Minęło kilka dni a ja nadal nie widziałem Snajpera w, nie to że się stęskniłem...poprostu się martwiłem,z jego szczęściem leży pewnie gdzieś zakopany i martwy pod ziemią. Dziś pojechałem wraz z drużyną na misję w terenie. Uzbroiłem się w moją piłę i ubercharcha, jechałem jednym z mini vanów wraz z Demomanem, Heavym, Scautem, Pyro i Enginerem. Spy jechał wraz z Sniperem (byli najlepszymi przyjaciółmi). Nie raz widziałem jak czuwał przy Snajperze potczas misji. Dotarliśmy na miejsce, naładowałem mój ubercharch i ruszyłem wraz z Pyro do boju. Dzieki mojemu ubercharchowi tworzyla się między nami świetna synergia bojowa, byliśmy nie pokonani, do czasu...
Aż Spy z drużyny przeciwnej zaczaił się na mnie i zranił sztyletem w brzuch. Byłem zdezorientowany i ledwo przytomny w tle słyszałem tylko niewyraźne głosy i urywki słów.
-...edyk(szum wystrzalów) ocknij się!!
-Traci dużo krwi... (odparł Skaut)
-Zabieramy go do bazy zawołaj Snajpera, pojedzie z tobą.
-Snajper!!! (...)
Obudziłem się w gabinecie ze straszliwy bólem,rana zniknęła ale ale została wielka blizna.
-Pyro!! (krzyknęłem jak oparzony) muszę mu pomóc, gdzie on jest!!?
-Jest cały i zdrów - Powiedział Snajper
-Ahhh rozumiem (złapałem się za głowę) dlaczego moja rana się nie zagoiła?? I dlaczego siedzisz bez koszuli?
- Zszywałem ciebie nicią więc z tego całego stresu szybko się pociłem i robiło mi się coraz to bardziej gorąco...

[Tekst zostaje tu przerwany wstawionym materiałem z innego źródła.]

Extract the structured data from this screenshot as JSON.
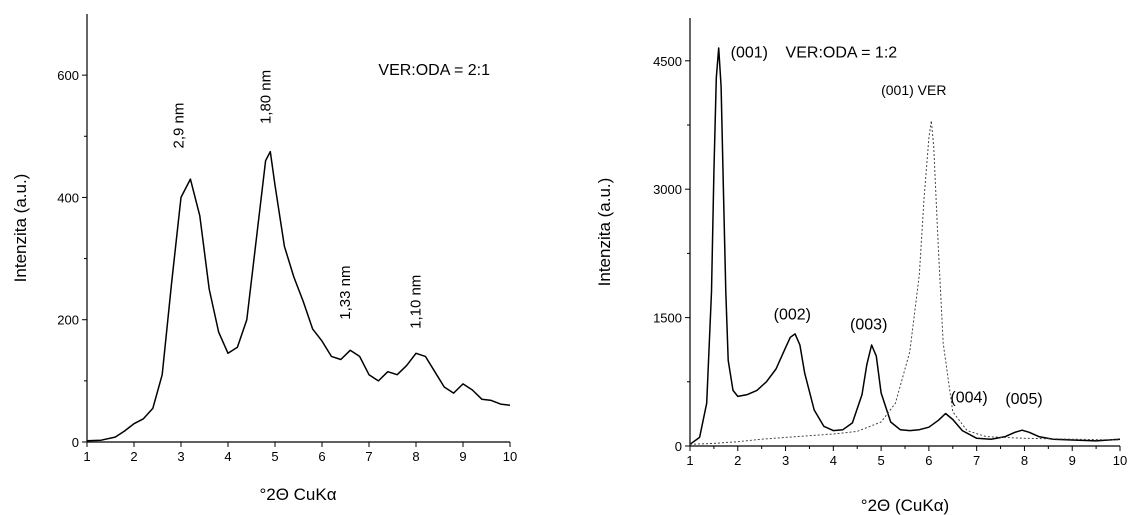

-Nie mogłeś mnie uleczyć ubercharchem??
- Gdybyś chociaż raz poinstrułował mnie jak się go używa, to wyszło by inaczej koleżko :D. Może powinienem przychodzić do ciebie częściej jak sądzisz??
-Ahhh nie.. Obejdzie się (znów ten glupkowaty uśmiech)

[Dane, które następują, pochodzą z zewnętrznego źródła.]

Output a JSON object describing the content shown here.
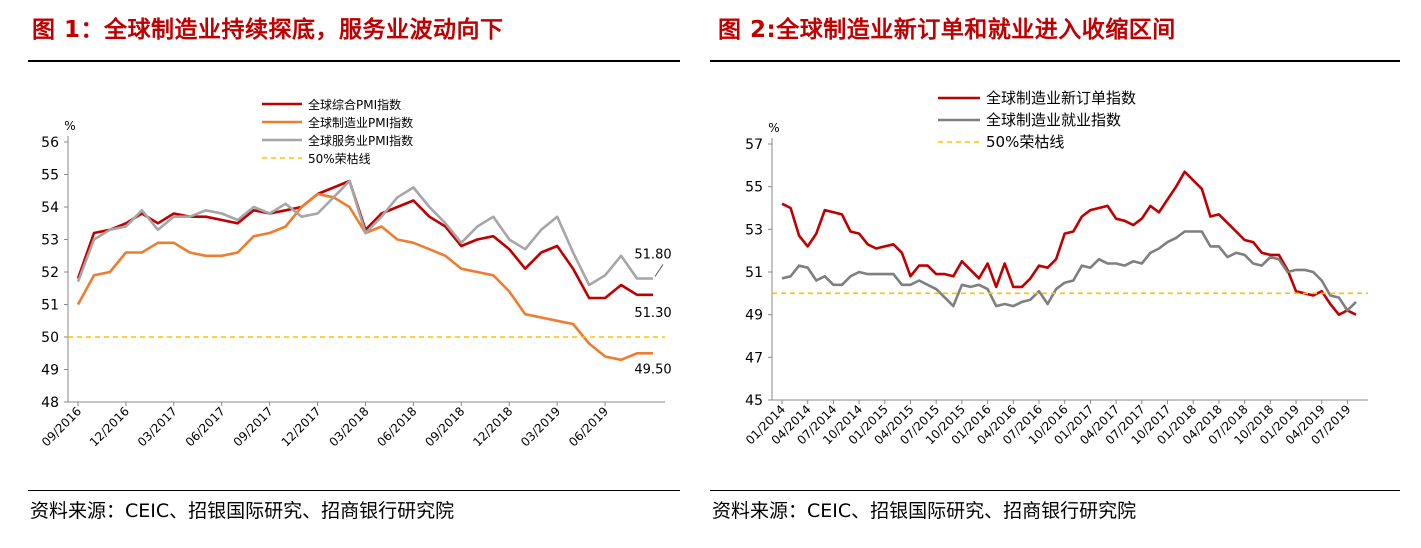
{
  "chart_data": [
    {
      "type": "line",
      "title": "图 1：全球制造业持续探底，服务业波动向下",
      "ylabel": "%",
      "ylim": [
        48,
        56
      ],
      "yticks": [
        48,
        49,
        50,
        51,
        52,
        53,
        54,
        55,
        56
      ],
      "x_tick_labels": [
        "09/2016",
        "12/2016",
        "03/2017",
        "06/2017",
        "09/2017",
        "12/2017",
        "03/2018",
        "06/2018",
        "09/2018",
        "12/2018",
        "03/2019",
        "06/2019"
      ],
      "x_tick_start": "2016-09",
      "x_tick_step_months": 3,
      "x_start": "2016-09",
      "x_end": "2019-09",
      "x_count": 37,
      "legend_position": "top-center",
      "series": [
        {
          "name": "全球综合PMI指数",
          "color": "#c00000",
          "values": [
            51.8,
            53.2,
            53.3,
            53.5,
            53.8,
            53.5,
            53.8,
            53.7,
            53.7,
            53.6,
            53.5,
            53.9,
            53.8,
            53.9,
            54.0,
            54.4,
            54.6,
            54.8,
            53.3,
            53.8,
            54.0,
            54.2,
            53.7,
            53.4,
            52.8,
            53.0,
            53.1,
            52.7,
            52.1,
            52.6,
            52.8,
            52.1,
            51.2,
            51.2,
            51.6,
            51.3,
            51.3
          ],
          "end_label": "51.30"
        },
        {
          "name": "全球制造业PMI指数",
          "color": "#ed7d31",
          "values": [
            51.0,
            51.9,
            52.0,
            52.6,
            52.6,
            52.9,
            52.9,
            52.6,
            52.5,
            52.5,
            52.6,
            53.1,
            53.2,
            53.4,
            54.0,
            54.4,
            54.3,
            54.0,
            53.2,
            53.4,
            53.0,
            52.9,
            52.7,
            52.5,
            52.1,
            52.0,
            51.9,
            51.4,
            50.7,
            50.6,
            50.5,
            50.4,
            49.8,
            49.4,
            49.3,
            49.5,
            49.5
          ],
          "end_label": "49.50"
        },
        {
          "name": "全球服务业PMI指数",
          "color": "#a6a6a6",
          "values": [
            51.7,
            53.0,
            53.3,
            53.4,
            53.9,
            53.3,
            53.7,
            53.7,
            53.9,
            53.8,
            53.6,
            54.0,
            53.8,
            54.1,
            53.7,
            53.8,
            54.3,
            54.8,
            53.2,
            53.7,
            54.3,
            54.6,
            54.0,
            53.5,
            52.9,
            53.4,
            53.7,
            53.0,
            52.7,
            53.3,
            53.7,
            52.6,
            51.6,
            51.9,
            52.5,
            51.8,
            51.8
          ],
          "end_label": "51.80"
        },
        {
          "name": "50%荣枯线",
          "color": "#ffc000",
          "dashed": true,
          "values": [
            50,
            50
          ]
        }
      ],
      "source": "资料来源：CEIC、招银国际研究、招商银行研究院"
    },
    {
      "type": "line",
      "title": "图 2:全球制造业新订单和就业进入收缩区间",
      "ylabel": "%",
      "ylim": [
        45,
        57
      ],
      "yticks": [
        45,
        47,
        49,
        51,
        53,
        55,
        57
      ],
      "x_tick_labels": [
        "01/2014",
        "04/2014",
        "07/2014",
        "10/2014",
        "01/2015",
        "04/2015",
        "07/2015",
        "10/2015",
        "01/2016",
        "04/2016",
        "07/2016",
        "10/2016",
        "01/2017",
        "04/2017",
        "07/2017",
        "10/2017",
        "01/2018",
        "04/2018",
        "07/2018",
        "10/2018",
        "01/2019",
        "04/2019",
        "07/2019"
      ],
      "x_tick_start": "2014-01",
      "x_tick_step_months": 3,
      "x_start": "2014-01",
      "x_end": "2019-08",
      "x_count": 68,
      "legend_position": "top-left",
      "series": [
        {
          "name": "全球制造业新订单指数",
          "color": "#c00000",
          "values": [
            54.2,
            54.0,
            52.7,
            52.2,
            52.8,
            53.9,
            53.8,
            53.7,
            52.9,
            52.8,
            52.3,
            52.1,
            52.2,
            52.3,
            51.9,
            50.8,
            51.3,
            51.3,
            50.9,
            50.9,
            50.8,
            51.5,
            51.1,
            50.7,
            51.4,
            50.3,
            51.4,
            50.3,
            50.3,
            50.7,
            51.3,
            51.2,
            51.6,
            52.8,
            52.9,
            53.6,
            53.9,
            54.0,
            54.1,
            53.5,
            53.4,
            53.2,
            53.5,
            54.1,
            53.8,
            54.4,
            55.0,
            55.7,
            55.3,
            54.9,
            53.6,
            53.7,
            53.3,
            52.9,
            52.5,
            52.4,
            51.9,
            51.8,
            51.8,
            51.1,
            50.1,
            50.0,
            49.9,
            50.1,
            49.5,
            49.0,
            49.2,
            49.0
          ],
          "end_label": ""
        },
        {
          "name": "全球制造业就业指数",
          "color": "#7f7f7f",
          "values": [
            50.7,
            50.8,
            51.3,
            51.2,
            50.6,
            50.8,
            50.4,
            50.4,
            50.8,
            51.0,
            50.9,
            50.9,
            50.9,
            50.9,
            50.4,
            50.4,
            50.6,
            50.4,
            50.2,
            49.8,
            49.4,
            50.4,
            50.3,
            50.4,
            50.2,
            49.4,
            49.5,
            49.4,
            49.6,
            49.7,
            50.1,
            49.5,
            50.2,
            50.5,
            50.6,
            51.3,
            51.2,
            51.6,
            51.4,
            51.4,
            51.3,
            51.5,
            51.4,
            51.9,
            52.1,
            52.4,
            52.6,
            52.9,
            52.9,
            52.9,
            52.2,
            52.2,
            51.7,
            51.9,
            51.8,
            51.4,
            51.3,
            51.7,
            51.6,
            51.0,
            51.1,
            51.1,
            51.0,
            50.6,
            49.9,
            49.8,
            49.2,
            49.6
          ],
          "end_label": ""
        },
        {
          "name": "50%荣枯线",
          "color": "#ffc000",
          "dashed": true,
          "values": [
            50,
            50
          ]
        }
      ],
      "source": "资料来源：CEIC、招银国际研究、招商银行研究院"
    }
  ]
}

Podeszłem do gabloty by pobrać leki po czym usiadłem na swoim fotelu do zabiegu.
- Już lepiej? (zapytał z troską Snajper)
- Może być... (odparłem ze złością)
Podszedł do mnie niepewnym krokiem i usiadł przedemna mówiąc
- Wiesz miałeś dużo szczęścia ze Szpiegiem (zaczął przejeżdżac ręką po moich ranach) trafił cię w brzu a nie w serce.
Skierował swój wzrok w stronę moich oczu, większej krępacji nie czułem nigdy wcześniej...złapał mnie za dłoń i zaczął podbliżać się do moich ust.

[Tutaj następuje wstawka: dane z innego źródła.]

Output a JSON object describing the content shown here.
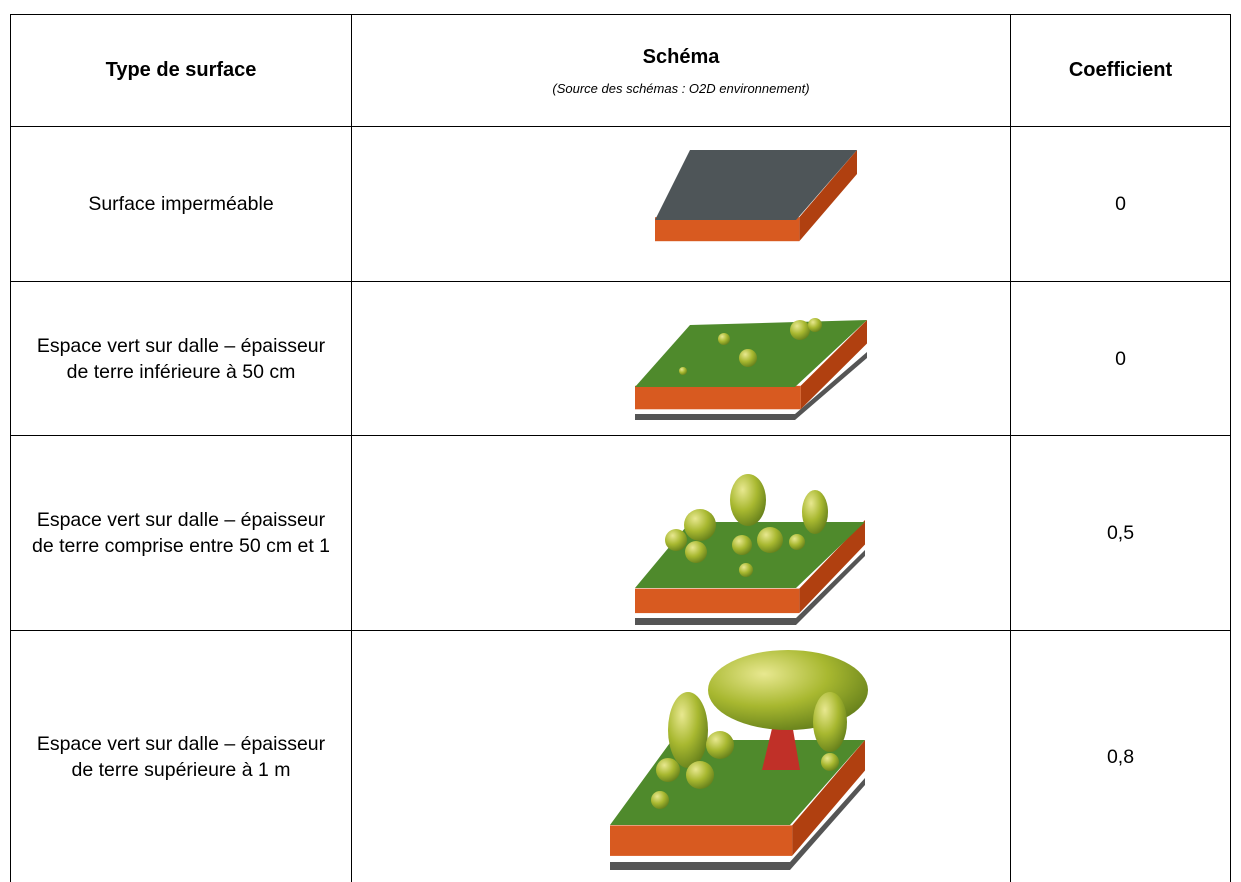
{
  "table": {
    "header": {
      "type": "Type de surface",
      "schema": "Schéma",
      "source": "(Source des schémas : O2D environnement)",
      "coefficient": "Coefficient"
    },
    "rows": [
      [
        "Surface imperméable",
        "0"
      ],
      [
        "Espace vert sur dalle – épaisseur de terre inférieure à 50 cm",
        "0"
      ],
      [
        "Espace vert sur dalle – épaisseur de terre comprise entre 50 cm et 1",
        "0,5"
      ],
      [
        "Espace vert sur dalle – épaisseur de terre supérieure à 1 m",
        "0,8"
      ]
    ]
  }
}
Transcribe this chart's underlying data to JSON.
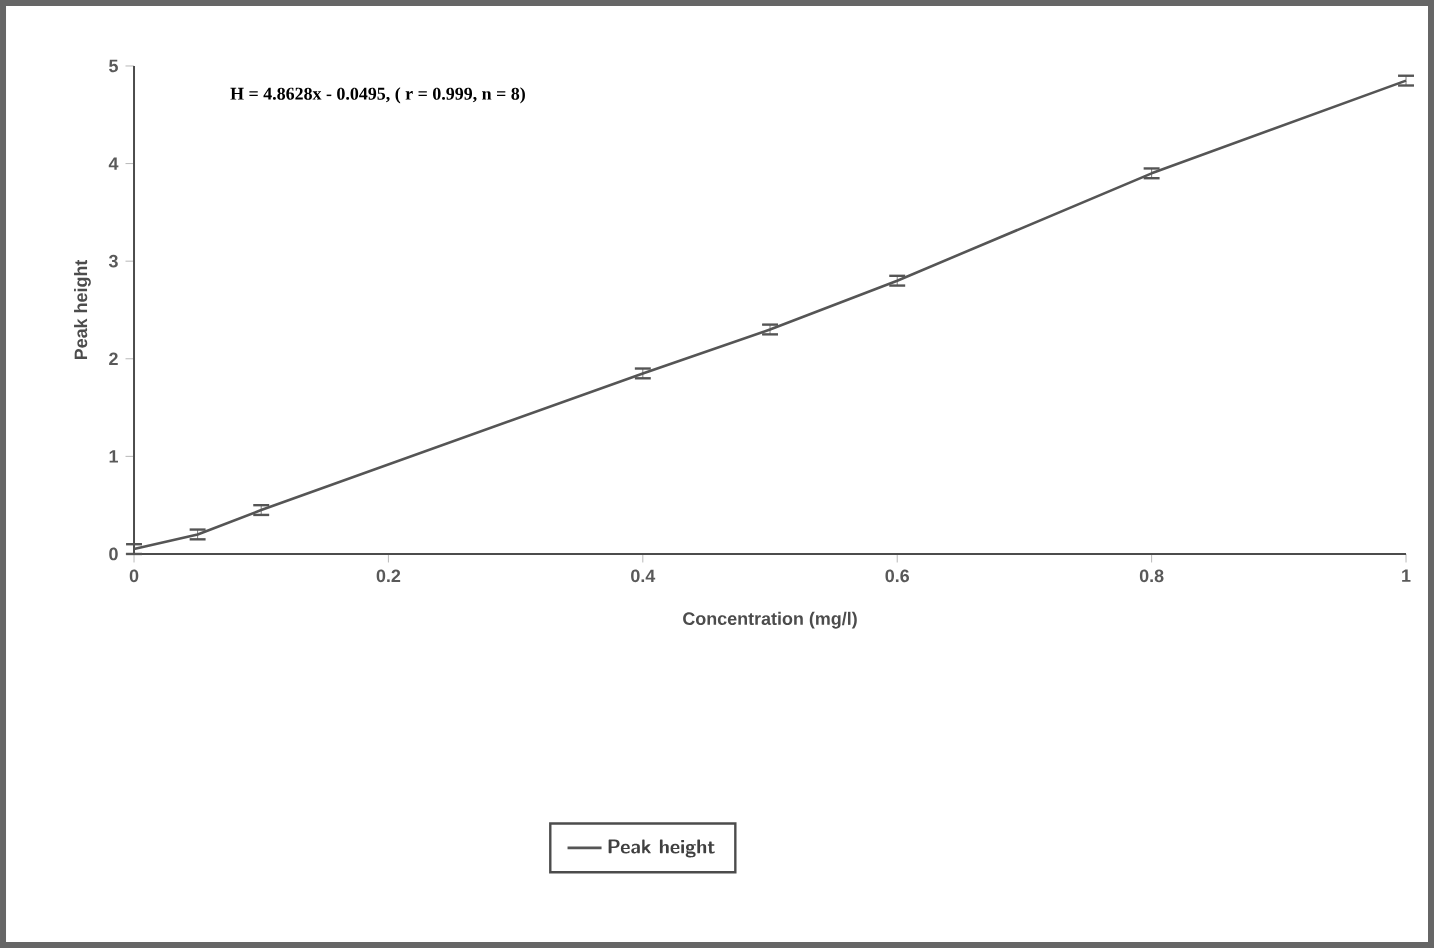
{
  "chart_data": {
    "type": "line",
    "xlabel": "Concentration (mg/l)",
    "ylabel": "Peak height",
    "annotations": [
      "H = 4.8628x - 0.0495, ( r = 0.999, n = 8)"
    ],
    "x": [
      0,
      0.05,
      0.1,
      0.4,
      0.5,
      0.6,
      0.8,
      1.0
    ],
    "series": [
      {
        "name": "Peak height",
        "color": "#555555",
        "values": [
          0.05,
          0.2,
          0.45,
          1.85,
          2.3,
          2.8,
          3.9,
          4.85
        ],
        "errors": [
          0.05,
          0.05,
          0.05,
          0.05,
          0.05,
          0.05,
          0.05,
          0.05
        ]
      }
    ],
    "xlim": [
      0,
      1
    ],
    "ylim": [
      0,
      5
    ],
    "xticks": [
      0,
      0.2,
      0.4,
      0.6,
      0.8,
      1
    ],
    "yticks": [
      0,
      1,
      2,
      3,
      4,
      5
    ],
    "legend": "bottom",
    "grid": false,
    "marker": "none",
    "line_style": "solid"
  }
}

Byłem rozwścieczony na takim stopniu że niemoglem zrobic nic sensownego by zakończyć tę kompromitacje.. Zmarszczylem brwi i zacisnołem zęby zadając mu jeden trafny strzał w nos.
- Co jest z tobą nie tak??! (zapytałem z podirytowaniem)
Milczał wycierając nos z krwi.W tym momencie do gabinetu wbiegł Skaut
- Co to za krzyki.. wszytko w porządku..??
- Tak wszystko okej... (odparł Snajper jednocześnie przyciskając się przez Skauta w stronę dzwi)
-Medyk jak sie czujesz??
- W porzadku, byłbym wdzięczny gdybyś zostawił mnie teraz samego :/.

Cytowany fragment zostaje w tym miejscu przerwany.